In the run-up to the climax of the World Cup on July 11 in Johannesburg, with the field of teams inexorably reducing to finalists Netherlands and Spain, there was at last time between matches to start assessing the tournament’s global impact.
This was, after all, the first World Cup of the Facebook and Twitter age.
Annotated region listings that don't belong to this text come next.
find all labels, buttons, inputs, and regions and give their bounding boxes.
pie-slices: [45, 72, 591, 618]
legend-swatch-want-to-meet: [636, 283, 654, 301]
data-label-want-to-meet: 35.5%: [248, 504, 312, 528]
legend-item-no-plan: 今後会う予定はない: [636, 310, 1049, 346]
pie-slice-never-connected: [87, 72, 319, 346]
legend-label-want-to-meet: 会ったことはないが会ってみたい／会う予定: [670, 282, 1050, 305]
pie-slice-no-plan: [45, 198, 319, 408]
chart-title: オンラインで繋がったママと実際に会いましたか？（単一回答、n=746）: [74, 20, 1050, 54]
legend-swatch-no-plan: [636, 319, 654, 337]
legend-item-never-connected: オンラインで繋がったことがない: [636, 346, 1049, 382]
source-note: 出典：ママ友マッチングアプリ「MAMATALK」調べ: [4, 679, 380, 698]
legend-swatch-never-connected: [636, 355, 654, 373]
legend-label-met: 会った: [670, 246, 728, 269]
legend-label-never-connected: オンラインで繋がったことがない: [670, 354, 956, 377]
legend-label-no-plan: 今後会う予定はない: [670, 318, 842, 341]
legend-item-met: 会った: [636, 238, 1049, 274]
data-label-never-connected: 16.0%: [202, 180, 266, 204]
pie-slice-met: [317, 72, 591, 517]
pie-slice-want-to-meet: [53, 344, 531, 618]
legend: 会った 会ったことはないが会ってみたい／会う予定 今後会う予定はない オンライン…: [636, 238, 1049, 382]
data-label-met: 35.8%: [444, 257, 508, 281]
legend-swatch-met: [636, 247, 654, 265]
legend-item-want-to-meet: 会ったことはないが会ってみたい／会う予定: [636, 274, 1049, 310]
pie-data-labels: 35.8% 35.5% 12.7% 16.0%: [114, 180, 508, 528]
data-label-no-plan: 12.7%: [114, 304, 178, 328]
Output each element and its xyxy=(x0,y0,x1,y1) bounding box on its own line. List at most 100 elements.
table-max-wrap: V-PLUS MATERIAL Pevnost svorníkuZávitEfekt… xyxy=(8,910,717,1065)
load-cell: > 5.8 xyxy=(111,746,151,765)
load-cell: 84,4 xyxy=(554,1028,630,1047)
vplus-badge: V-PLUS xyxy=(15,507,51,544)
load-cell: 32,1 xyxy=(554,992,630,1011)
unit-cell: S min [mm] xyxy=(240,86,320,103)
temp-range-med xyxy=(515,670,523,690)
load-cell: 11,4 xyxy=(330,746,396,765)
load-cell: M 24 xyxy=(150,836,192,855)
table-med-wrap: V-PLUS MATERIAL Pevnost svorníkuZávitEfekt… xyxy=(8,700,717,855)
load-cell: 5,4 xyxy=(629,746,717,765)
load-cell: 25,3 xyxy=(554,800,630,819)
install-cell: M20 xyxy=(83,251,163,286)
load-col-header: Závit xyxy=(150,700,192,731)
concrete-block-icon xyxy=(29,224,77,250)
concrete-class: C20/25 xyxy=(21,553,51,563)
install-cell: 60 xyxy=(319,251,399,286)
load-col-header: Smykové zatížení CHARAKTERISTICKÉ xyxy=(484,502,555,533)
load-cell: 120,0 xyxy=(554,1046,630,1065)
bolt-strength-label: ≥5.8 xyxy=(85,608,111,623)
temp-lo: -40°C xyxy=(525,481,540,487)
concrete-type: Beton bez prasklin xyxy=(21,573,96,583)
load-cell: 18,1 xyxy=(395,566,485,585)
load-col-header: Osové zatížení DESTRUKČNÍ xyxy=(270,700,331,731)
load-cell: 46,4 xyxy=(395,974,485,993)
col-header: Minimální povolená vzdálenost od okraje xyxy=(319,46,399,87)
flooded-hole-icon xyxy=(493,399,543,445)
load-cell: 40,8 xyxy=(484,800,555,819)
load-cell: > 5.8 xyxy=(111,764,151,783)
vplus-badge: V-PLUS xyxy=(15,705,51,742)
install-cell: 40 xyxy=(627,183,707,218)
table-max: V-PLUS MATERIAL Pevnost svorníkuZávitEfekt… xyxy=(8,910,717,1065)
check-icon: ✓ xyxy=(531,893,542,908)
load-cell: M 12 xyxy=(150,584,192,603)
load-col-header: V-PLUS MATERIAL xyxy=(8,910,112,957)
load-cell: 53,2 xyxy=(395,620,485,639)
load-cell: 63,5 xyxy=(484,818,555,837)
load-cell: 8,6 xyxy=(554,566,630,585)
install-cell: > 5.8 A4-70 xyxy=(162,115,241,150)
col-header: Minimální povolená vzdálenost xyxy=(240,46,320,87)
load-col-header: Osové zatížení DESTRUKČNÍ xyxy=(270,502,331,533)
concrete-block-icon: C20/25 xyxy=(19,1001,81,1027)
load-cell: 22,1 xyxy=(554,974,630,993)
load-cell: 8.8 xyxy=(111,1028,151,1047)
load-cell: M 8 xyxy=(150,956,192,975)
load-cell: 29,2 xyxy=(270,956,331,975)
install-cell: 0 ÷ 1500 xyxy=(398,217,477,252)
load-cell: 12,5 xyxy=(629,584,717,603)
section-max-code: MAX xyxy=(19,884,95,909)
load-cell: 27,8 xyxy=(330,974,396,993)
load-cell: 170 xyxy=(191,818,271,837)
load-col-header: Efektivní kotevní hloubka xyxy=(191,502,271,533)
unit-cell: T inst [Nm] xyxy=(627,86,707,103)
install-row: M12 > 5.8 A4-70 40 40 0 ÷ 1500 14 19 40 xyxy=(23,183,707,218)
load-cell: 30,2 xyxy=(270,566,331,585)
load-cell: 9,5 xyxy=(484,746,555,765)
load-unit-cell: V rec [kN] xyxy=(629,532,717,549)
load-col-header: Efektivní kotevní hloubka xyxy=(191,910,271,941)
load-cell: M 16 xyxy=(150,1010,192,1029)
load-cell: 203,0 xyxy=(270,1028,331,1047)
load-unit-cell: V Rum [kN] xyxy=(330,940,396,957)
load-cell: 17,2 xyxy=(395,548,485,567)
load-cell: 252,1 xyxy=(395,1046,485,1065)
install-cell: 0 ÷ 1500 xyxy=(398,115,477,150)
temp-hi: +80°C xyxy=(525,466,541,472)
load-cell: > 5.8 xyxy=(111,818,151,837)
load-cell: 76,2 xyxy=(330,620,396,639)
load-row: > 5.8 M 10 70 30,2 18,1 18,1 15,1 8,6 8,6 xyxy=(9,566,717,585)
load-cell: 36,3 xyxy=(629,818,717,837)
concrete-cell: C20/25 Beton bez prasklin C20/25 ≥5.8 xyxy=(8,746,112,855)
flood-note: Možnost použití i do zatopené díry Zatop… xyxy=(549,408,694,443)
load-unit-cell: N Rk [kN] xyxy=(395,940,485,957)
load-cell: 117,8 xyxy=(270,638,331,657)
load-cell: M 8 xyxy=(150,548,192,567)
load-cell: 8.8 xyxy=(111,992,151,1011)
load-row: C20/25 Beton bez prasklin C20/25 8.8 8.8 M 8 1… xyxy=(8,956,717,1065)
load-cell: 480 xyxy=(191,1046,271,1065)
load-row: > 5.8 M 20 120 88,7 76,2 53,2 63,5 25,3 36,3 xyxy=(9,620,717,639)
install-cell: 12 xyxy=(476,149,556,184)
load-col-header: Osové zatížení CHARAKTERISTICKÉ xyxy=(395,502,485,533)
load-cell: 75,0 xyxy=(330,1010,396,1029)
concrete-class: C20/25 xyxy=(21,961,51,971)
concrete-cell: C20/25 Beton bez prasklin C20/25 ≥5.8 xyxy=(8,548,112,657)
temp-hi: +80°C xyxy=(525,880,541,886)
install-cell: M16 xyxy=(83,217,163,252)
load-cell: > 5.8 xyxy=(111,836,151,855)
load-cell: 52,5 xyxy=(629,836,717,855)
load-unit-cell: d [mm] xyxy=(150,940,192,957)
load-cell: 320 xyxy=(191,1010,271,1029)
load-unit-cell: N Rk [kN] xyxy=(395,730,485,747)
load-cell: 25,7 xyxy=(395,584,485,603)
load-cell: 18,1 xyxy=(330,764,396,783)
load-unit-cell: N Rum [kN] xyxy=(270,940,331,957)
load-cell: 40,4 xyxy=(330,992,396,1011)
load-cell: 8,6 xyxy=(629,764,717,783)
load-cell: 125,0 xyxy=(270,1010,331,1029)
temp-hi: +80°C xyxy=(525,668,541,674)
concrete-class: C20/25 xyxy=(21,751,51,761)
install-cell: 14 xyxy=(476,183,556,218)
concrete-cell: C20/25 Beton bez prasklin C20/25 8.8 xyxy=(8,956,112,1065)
Even YouTube was just a year old when Italy defeated France in the ill-tempered final of the last World Cup, in 2006. This time, the global audience consumed the World Cup – already the planet’s most popular and obsessively-watched sports event – in the most dense, real-time, multilingual, multimedia manner we have ever known.
And what we consumed extended far beyond events on the field: beyond ignominious first-round exits by Italy and France; beyond the blond ‘do and pinpoint strikes of Japan’s Keisuke Honda; beyond the imperious beatdowns a young, multiethnic Germany put on highly-touted England and Argentina; beyond the hands of Uruguay’s Luis Suarez illegally stopping Ghana’s late game-winner, and Ghana striker Asamoah Gyan tragically missing the ensuing penalty kick; beyond referee errors, goalkeeper heroics, 0-0 draws, and every glorious moment when the Jabulani ball, supposedly the sleekest and roundest ever made, was struck, tapped, stroked, headed or smashed into the back of the net.